Regarding the investigation on the combination therapy, two independent groups showed that 5'-triphosphorylated HBV-specific siRNAs which could on one hand activate RLRs-mediated innate antiviral immune responses and on the other hand directly silence the viral RNA showed higher efficiency in controlling HBV replication than RIG-Ⅰ agonists alone (Ebert G, et al., 2011; Han Q, et al., 2011). Similarly, TALEN restored HBV suppressed IFN-stimulated response element (ISRE)-directed transcription, which may contribute to the synergistic effect of TALEN and IFN-α on controlling HBV replication (Chen J, et al., 2013). A recent report showed that antiviral treatment plus DNA vaccination led to sustained immunological control of chronic WHV infection in woodchucks (Kosinska A D, et al., 2013). Another report, also based on the woodchuck model, proposed that TLR2-mediated antiviral effects might be enhanced by combination with antiviral treatment since entecavir (ETV) administration restored TLR2 expression in infected cells (Zhang X, et al., 2012). All of these studies may give rise to new promising therapeutic strategies that involve combination treatment.

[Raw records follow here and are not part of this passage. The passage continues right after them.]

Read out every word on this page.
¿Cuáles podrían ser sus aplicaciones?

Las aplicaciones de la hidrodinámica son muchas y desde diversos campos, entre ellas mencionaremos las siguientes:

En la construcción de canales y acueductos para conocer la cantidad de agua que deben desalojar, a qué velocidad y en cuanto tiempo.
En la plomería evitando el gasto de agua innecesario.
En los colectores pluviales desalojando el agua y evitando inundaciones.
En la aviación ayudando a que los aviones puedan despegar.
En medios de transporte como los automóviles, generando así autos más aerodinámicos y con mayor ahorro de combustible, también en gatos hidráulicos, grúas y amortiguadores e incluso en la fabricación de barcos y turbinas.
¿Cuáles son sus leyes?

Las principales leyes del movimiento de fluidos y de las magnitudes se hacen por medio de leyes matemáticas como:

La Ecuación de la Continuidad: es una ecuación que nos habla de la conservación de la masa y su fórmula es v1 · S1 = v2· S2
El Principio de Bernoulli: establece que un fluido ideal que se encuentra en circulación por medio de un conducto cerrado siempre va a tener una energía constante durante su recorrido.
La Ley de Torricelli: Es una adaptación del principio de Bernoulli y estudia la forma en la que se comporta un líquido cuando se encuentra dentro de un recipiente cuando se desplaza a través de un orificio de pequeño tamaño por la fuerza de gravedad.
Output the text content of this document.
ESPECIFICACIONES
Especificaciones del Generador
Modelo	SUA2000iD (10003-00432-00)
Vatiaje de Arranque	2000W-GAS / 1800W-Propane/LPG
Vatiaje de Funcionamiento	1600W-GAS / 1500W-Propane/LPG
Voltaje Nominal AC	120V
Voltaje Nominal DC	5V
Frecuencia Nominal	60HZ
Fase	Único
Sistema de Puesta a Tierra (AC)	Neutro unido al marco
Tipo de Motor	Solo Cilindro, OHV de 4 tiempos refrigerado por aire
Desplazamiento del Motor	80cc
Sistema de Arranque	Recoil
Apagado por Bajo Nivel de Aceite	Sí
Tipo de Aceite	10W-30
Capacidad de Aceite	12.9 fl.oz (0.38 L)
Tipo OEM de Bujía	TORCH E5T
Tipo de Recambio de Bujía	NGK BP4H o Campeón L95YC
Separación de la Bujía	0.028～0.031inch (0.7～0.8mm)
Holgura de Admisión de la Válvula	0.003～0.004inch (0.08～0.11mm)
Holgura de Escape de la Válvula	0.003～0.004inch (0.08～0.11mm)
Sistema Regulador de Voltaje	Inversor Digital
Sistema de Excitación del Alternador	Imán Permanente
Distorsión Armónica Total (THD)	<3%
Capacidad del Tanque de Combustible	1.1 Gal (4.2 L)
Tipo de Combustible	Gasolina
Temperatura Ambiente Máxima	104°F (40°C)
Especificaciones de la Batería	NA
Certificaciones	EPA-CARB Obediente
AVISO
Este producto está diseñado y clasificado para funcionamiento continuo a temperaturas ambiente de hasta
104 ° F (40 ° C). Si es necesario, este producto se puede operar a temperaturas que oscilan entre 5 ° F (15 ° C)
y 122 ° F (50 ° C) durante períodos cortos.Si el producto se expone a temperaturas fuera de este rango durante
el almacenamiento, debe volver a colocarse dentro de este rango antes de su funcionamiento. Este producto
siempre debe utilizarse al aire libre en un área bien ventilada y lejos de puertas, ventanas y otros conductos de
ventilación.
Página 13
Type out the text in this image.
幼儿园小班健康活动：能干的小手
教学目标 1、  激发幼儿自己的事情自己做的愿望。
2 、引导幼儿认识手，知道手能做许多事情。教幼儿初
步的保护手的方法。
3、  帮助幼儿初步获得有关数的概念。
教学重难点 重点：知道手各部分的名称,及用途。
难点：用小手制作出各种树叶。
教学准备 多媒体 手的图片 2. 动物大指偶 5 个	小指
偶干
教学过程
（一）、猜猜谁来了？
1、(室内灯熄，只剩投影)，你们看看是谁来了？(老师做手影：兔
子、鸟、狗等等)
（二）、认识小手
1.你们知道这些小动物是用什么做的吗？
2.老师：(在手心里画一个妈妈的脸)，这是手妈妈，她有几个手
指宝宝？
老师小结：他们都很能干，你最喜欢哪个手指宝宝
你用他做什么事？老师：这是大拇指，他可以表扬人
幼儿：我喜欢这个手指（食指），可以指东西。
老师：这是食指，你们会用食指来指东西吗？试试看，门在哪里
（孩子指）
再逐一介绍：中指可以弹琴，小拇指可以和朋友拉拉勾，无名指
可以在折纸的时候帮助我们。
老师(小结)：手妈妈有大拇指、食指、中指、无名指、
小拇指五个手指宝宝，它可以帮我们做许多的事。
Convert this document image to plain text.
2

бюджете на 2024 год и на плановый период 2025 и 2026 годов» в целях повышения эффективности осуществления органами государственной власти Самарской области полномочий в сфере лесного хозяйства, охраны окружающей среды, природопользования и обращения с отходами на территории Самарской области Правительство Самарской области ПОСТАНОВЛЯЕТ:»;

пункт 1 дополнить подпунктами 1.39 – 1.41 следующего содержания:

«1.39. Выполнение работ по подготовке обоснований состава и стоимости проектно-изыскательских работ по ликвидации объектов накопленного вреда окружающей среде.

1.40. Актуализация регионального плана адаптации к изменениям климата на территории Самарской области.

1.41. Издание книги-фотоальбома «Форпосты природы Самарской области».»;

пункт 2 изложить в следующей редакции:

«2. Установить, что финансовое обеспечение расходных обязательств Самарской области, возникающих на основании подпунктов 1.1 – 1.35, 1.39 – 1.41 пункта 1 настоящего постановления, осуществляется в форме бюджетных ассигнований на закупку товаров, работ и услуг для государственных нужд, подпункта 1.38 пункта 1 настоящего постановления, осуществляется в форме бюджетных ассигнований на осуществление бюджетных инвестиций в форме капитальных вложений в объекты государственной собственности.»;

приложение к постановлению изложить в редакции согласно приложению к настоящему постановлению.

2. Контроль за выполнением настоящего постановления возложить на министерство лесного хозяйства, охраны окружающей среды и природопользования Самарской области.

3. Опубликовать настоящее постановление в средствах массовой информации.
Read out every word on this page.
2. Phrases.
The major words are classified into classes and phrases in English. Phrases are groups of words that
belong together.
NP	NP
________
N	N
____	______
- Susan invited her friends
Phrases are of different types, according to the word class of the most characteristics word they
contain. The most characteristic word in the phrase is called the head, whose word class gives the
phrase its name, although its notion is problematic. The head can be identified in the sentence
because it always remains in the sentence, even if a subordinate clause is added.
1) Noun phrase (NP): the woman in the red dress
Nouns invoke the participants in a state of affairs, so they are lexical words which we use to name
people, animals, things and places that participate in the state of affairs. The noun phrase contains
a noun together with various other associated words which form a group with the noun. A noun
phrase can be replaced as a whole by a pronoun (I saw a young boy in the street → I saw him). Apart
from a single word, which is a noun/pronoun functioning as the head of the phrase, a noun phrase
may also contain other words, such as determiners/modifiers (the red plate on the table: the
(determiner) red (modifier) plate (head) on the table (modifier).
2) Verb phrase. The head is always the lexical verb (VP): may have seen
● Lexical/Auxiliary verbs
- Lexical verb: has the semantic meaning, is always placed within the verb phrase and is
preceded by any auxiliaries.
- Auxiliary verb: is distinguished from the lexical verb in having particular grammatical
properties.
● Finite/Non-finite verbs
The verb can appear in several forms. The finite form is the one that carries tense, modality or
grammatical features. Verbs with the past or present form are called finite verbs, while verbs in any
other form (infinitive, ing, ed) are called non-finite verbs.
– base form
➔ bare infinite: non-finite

All in all, we believe that better investigating models of HBV and detailed analyses of clinical samples will continuously deepen our understanding of the interplay between HBV and the host innate immune responses and will further lead to the development of novel innate immunity-based antiviral approaches and optimization of combination therapy regimens of HBV.